Is there anything that could possibly go worse? Well… Sven Jaschar – the author of the NetSky – decided to enter the battlefield once again. No doubt he had a pretty impressive entrance. Firstly observed on 30th of April, Sasser worm was immensely successful in terms of its distribution. Using the LSASS buffer overflow vulnerability Sasser managed to infect millions of machines. The .E variant was the first one to directly attack and annihilate Mydoom and Bagle.

The Worm War started to faded out though. Neither NetSky nor Sasser managed to significantly disturb proliferation of Mydoom and Bagle.
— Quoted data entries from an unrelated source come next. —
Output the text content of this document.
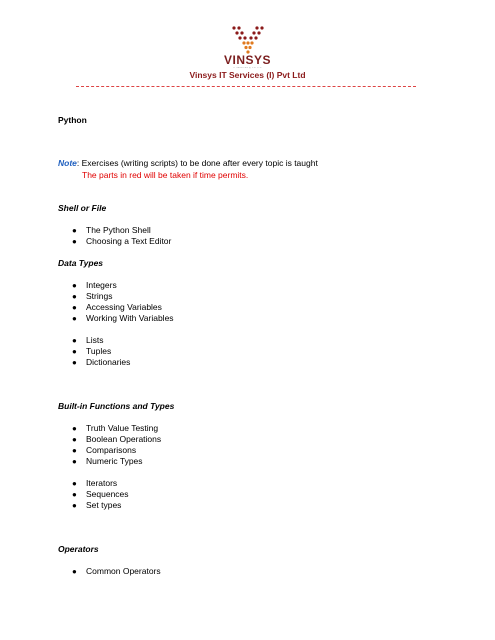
VINSYS
IT SERVICES (I) PVT LTD
Vinsys IT Services (I) Pvt Ltd
Python
Note: Exercises (writing scripts) to be done after every topic is taught
The parts in red will be taken if time permits.
Shell or File
● The Python Shell
● Choosing a Text Editor
Data Types
● Integers
● Strings
● Accessing Variables
● Working With Variables
● Lists
● Tuples
● Dictionaries
Built-in Functions and Types
● Truth Value Testing
● Boolean Operations
● Comparisons
● Numeric Types
● Iterators
● Sequences
● Set types
Operators
● Common Operators
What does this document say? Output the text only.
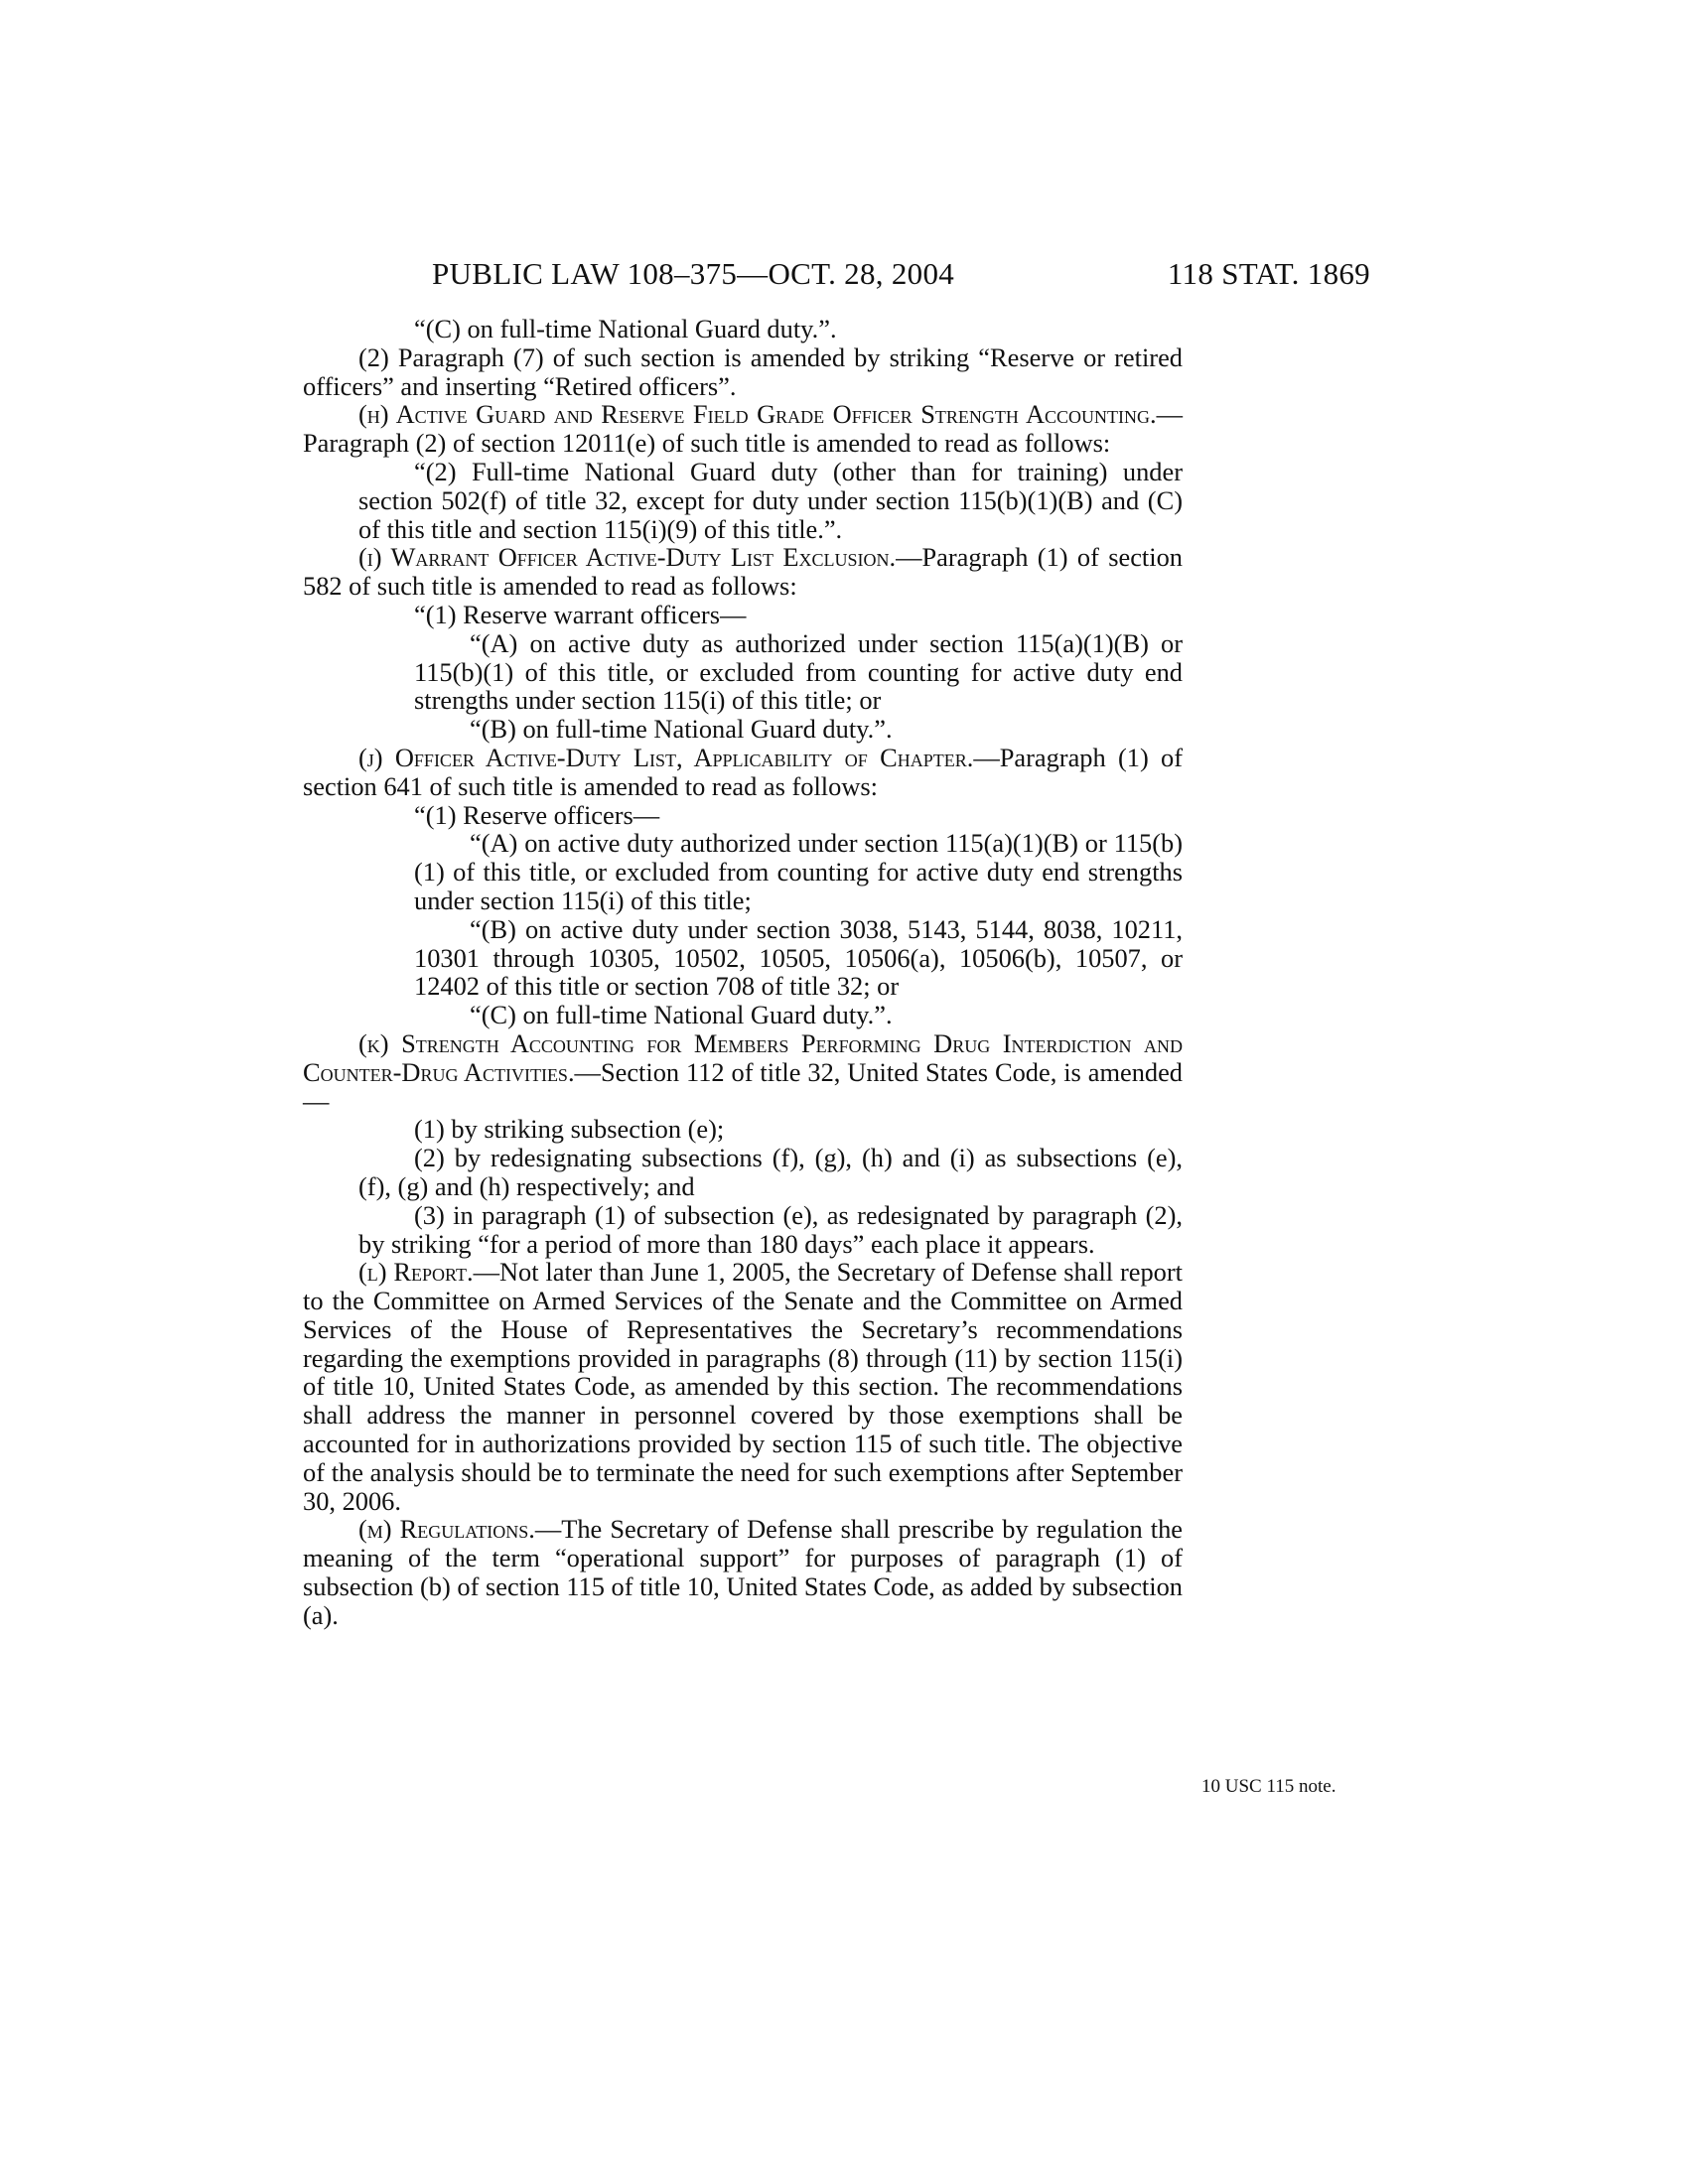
PUBLIC LAW 108–375—OCT. 28, 2004	118 STAT. 1869

“(C) on full-time National Guard duty.”.

(2) Paragraph (7) of such section is amended by striking “Reserve or retired officers” and inserting “Retired officers”.

(h) Active Guard and Reserve Field Grade Officer Strength Accounting.—Paragraph (2) of section 12011(e) of such title is amended to read as follows:

“(2) Full-time National Guard duty (other than for training) under section 502(f) of title 32, except for duty under section 115(b)(1)(B) and (C) of this title and section 115(i)(9) of this title.”.

(i) Warrant Officer Active-Duty List Exclusion.—Paragraph (1) of section 582 of such title is amended to read as follows:

“(1) Reserve warrant officers—

“(A) on active duty as authorized under section 115(a)(1)(B) or 115(b)(1) of this title, or excluded from counting for active duty end strengths under section 115(i) of this title; or

“(B) on full-time National Guard duty.”.

(j) Officer Active-Duty List, Applicability of Chapter.—Paragraph (1) of section 641 of such title is amended to read as follows:

“(1) Reserve officers—

“(A) on active duty authorized under section 115(a)(1)(B) or 115(b)(1) of this title, or excluded from counting for active duty end strengths under section 115(i) of this title;

“(B) on active duty under section 3038, 5143, 5144, 8038, 10211, 10301 through 10305, 10502, 10505, 10506(a), 10506(b), 10507, or 12402 of this title or section 708 of title 32; or

“(C) on full-time National Guard duty.”.

(k) Strength Accounting for Members Performing Drug Interdiction and Counter-Drug Activities.—Section 112 of title 32, United States Code, is amended—

(1) by striking subsection (e);

(2) by redesignating subsections (f), (g), (h) and (i) as subsections (e), (f), (g) and (h) respectively; and

(3) in paragraph (1) of subsection (e), as redesignated by paragraph (2), by striking “for a period of more than 180 days” each place it appears.

(l) Report.—Not later than June 1, 2005, the Secretary of Defense shall report to the Committee on Armed Services of the Senate and the Committee on Armed Services of the House of Representatives the Secretary’s recommendations regarding the exemptions provided in paragraphs (8) through (11) by section 115(i) of title 10, United States Code, as amended by this section. The recommendations shall address the manner in personnel covered by those exemptions shall be accounted for in authorizations provided by section 115 of such title. The objective of the analysis should be to terminate the need for such exemptions after September 30, 2006.

(m) Regulations.—The Secretary of Defense shall prescribe by regulation the meaning of the term “operational support” for purposes of paragraph (1) of subsection (b) of section 115 of title 10, United States Code, as added by subsection (a).

10 USC 115 note.
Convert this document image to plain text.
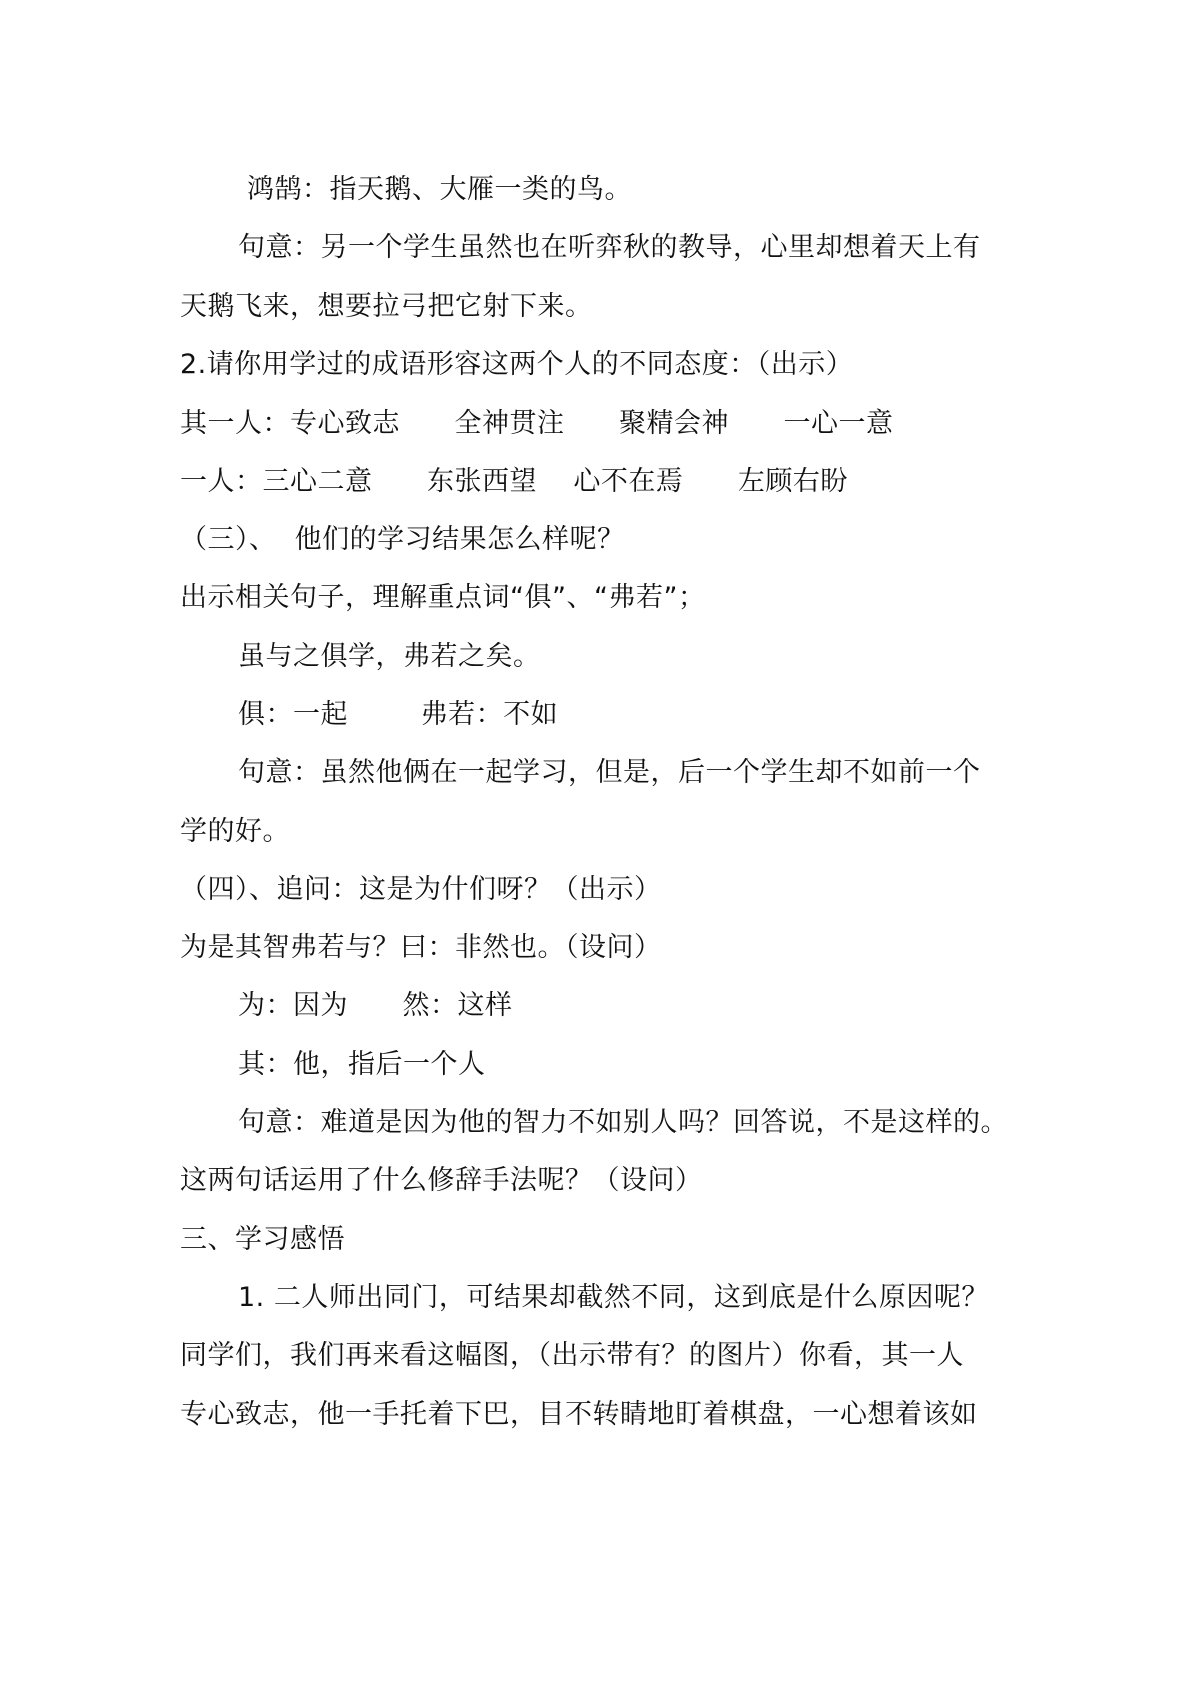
鸿鹄：指天鹅、大雁一类的鸟。
句意：另一个学生虽然也在听弈秋的教导，心里却想着天上有
天鹅飞来，想要拉弓把它射下来。
2.请你用学过的成语形容这两个人的不同态度：（出示）
其一人：专心致志      全神贯注      聚精会神      一心一意
一人：三心二意      东张西望    心不在焉      左顾右盼
（三）、  他们的学习结果怎么样呢？
出示相关句子，理解重点词“俱”、“弗若”；
虽与之俱学，弗若之矣。
俱：一起        弗若：不如
句意：虽然他俩在一起学习，但是，后一个学生却不如前一个
学的好。
（四）、追问：这是为什们呀？（出示）
为是其智弗若与？曰：非然也。（设问）
为：因为      然：这样
其：他，指后一个人
句意：难道是因为他的智力不如别人吗？回答说，不是这样的。
这两句话运用了什么修辞手法呢？（设问）
三、学习感悟
1. 二人师出同门，可结果却截然不同，这到底是什么原因呢？
同学们，我们再来看这幅图，（出示带有？的图片）你看，其一人
专心致志，他一手托着下巴，目不转睛地盯着棋盘，一心想着该如
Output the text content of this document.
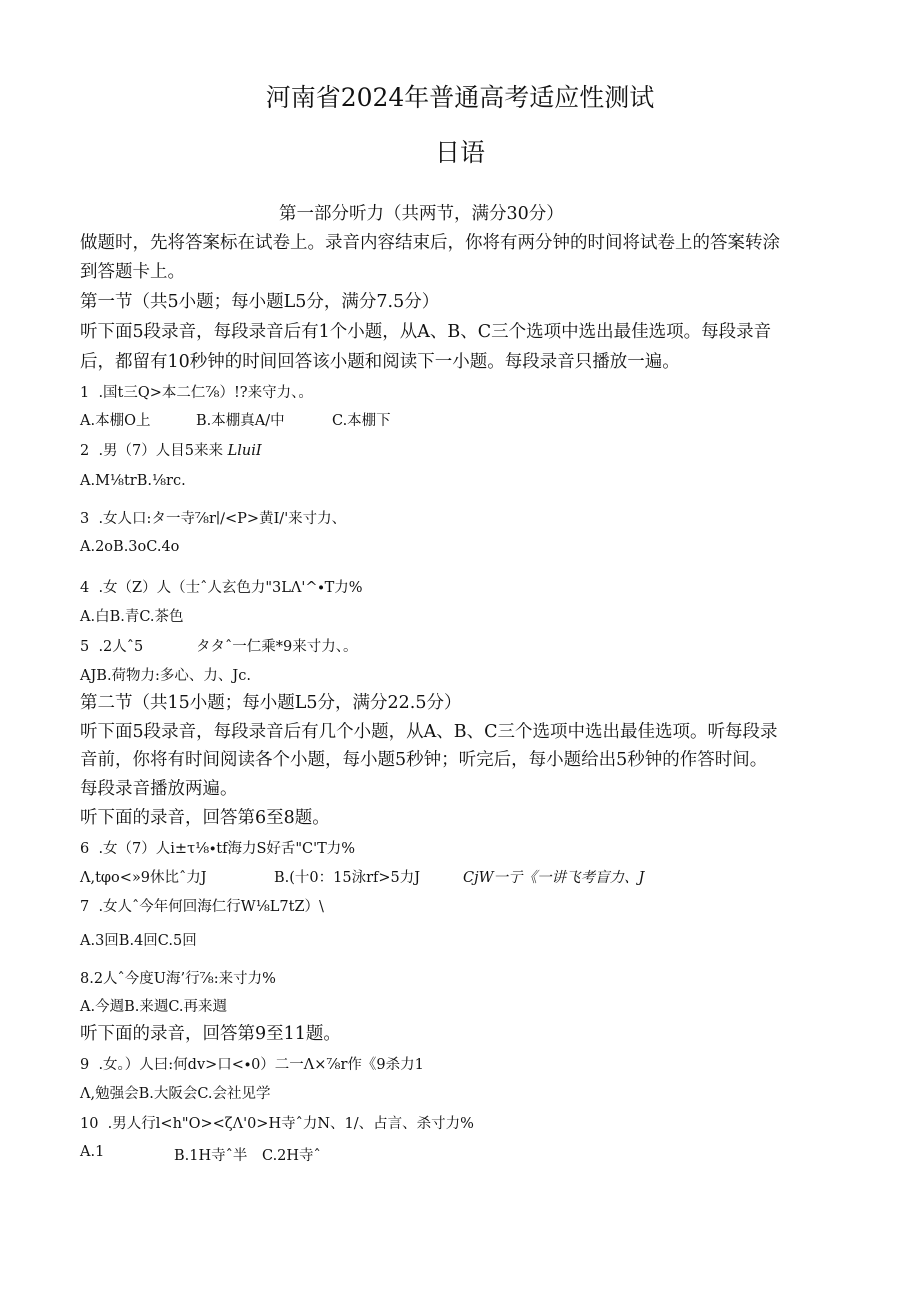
河南省2024年普通高考适应性测试
日语
第一部分听力（共两节，满分30分）
做题时，先将答案标在试卷上。录音内容结束后，你将有两分钟的时间将试卷上的答案转涂
到答题卡上。
第一节（共5小题；每小题L5分，满分7.5分）
听下面5段录音，每段录音后有1个小题，从A、B、C三个选项中选出最佳选项。每段录音
后，都留有10秒钟的时间回答该小题和阅读下一小题。每段录音只播放一遍。
1  .国t三Q>本二仁⅞）!?来守力、。
A.本棚O上	B.本棚真A/中	C.本棚下
2  .男（7）人目5来来 LluiI
A.M⅛trB.⅛rc.
3  .女人口:タ一寺⅞r∣∕<P>黄I/'来寸力、
A.2oB.3oC.4o
4  .女（Z）人（士ˆ人玄色力"3LΛ'^∙T力%
A.白B.青C.茶色
5  .2人ˆ5	タタˆ一仁乘*9来寸力、。
AJB.荷物力:多心、力、Jc.
第二节（共15小题；每小题L5分，满分22.5分）
听下面5段录音，每段录音后有几个小题，从A、B、C三个选项中选出最佳选项。听每段录
音前，你将有时间阅读各个小题，每小题5秒钟；听完后，每小题给出5秒钟的作答时间。
每段录音播放两遍。
听下面的录音，回答第6至8题。
6  .女（7）人i±τ⅛∙tf海力S好舌"C'T力%
Λ,tφo<»9休比ˆ力J	B.(十0：15泳rf>5力J	CjW一亍《一讲飞考盲力、J
7  .女人ˆ今年何回海仁行W⅛L7tZ）\
A.3回B.4回C.5回
8.2人ˆ今度U海’行⅞:来寸力%
A.今週B.来週C.再来週
听下面的录音，回答第9至11题。
9  .女。）人曰:何dv>口<∙0）二一Λ×⅞r作《9杀力1
Λ,勉强会B.大阪会C.会社见学
10  .男人行l<h"O><ζΛ'0>H寺ˆ力N、1/、占言、杀寸力%
A.1	B.1H寺ˆ半 C.2H寺ˆ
In fact, Sasser caused so much damage around the world – including grounding airlines and temporarily shutting down Sampo Bank’s offices – its author was tracked down and brought to court.  

Obviously, all characters of this story outreached their initial intentions. In fact, 15 years later they have still pretty decent record of persistence.

CLOSING: THEY’RE STILL OUT THERE

Mydoom took down Google site on 26th of July 2004. For most of the day the site was inaccessible. The code was reused in July 2009 for cyberattacks on South Korea and United States. As reported by Palo Alto Networks one percent of all emails containing malware sent during 2019 have been Mydoom emails.

Bagle worm evolved into the Bagle botnet. Mostly involved into proxy-to-relay email spam. As reported by SC Magazine UK: the botnet was responsible for about 10.39% of the worldwide spam volume on December 29, 2009, with a surge up to 14% on New Year’s Day.

Something more up to date? In December 2018, the Comodo Group indicated that the very first two variants of the worm, Bagle.A and Bagle.B, still arrive in people’s inboxes.

Mydoom is still considered to be the worst email worm incident in history. The Worm War fueled evolution of the Bagle so heavily, it’s difficult to count its variants anymore. The War itself became the very first immensely impactful playground at the expense of millions of unaware internet users across the world. The dust has settled. Worms, however, remain restless.

Maciej Szulejewski

When creating this article, I used threat descriptions from F-Secure Threat Description, Virus Encyclopedia and Wikipedia. I also used NetSky author signs off, War of the worms turns into war of words, German police arrest Sasser worm suspect from theregister.com, Virus writers trade insults as e-mail users suffer from nbcnews.com, The Stealthy War Between Virus Creators from abcnews.go.com, Virus writers exchange coded insults from zdnet.com.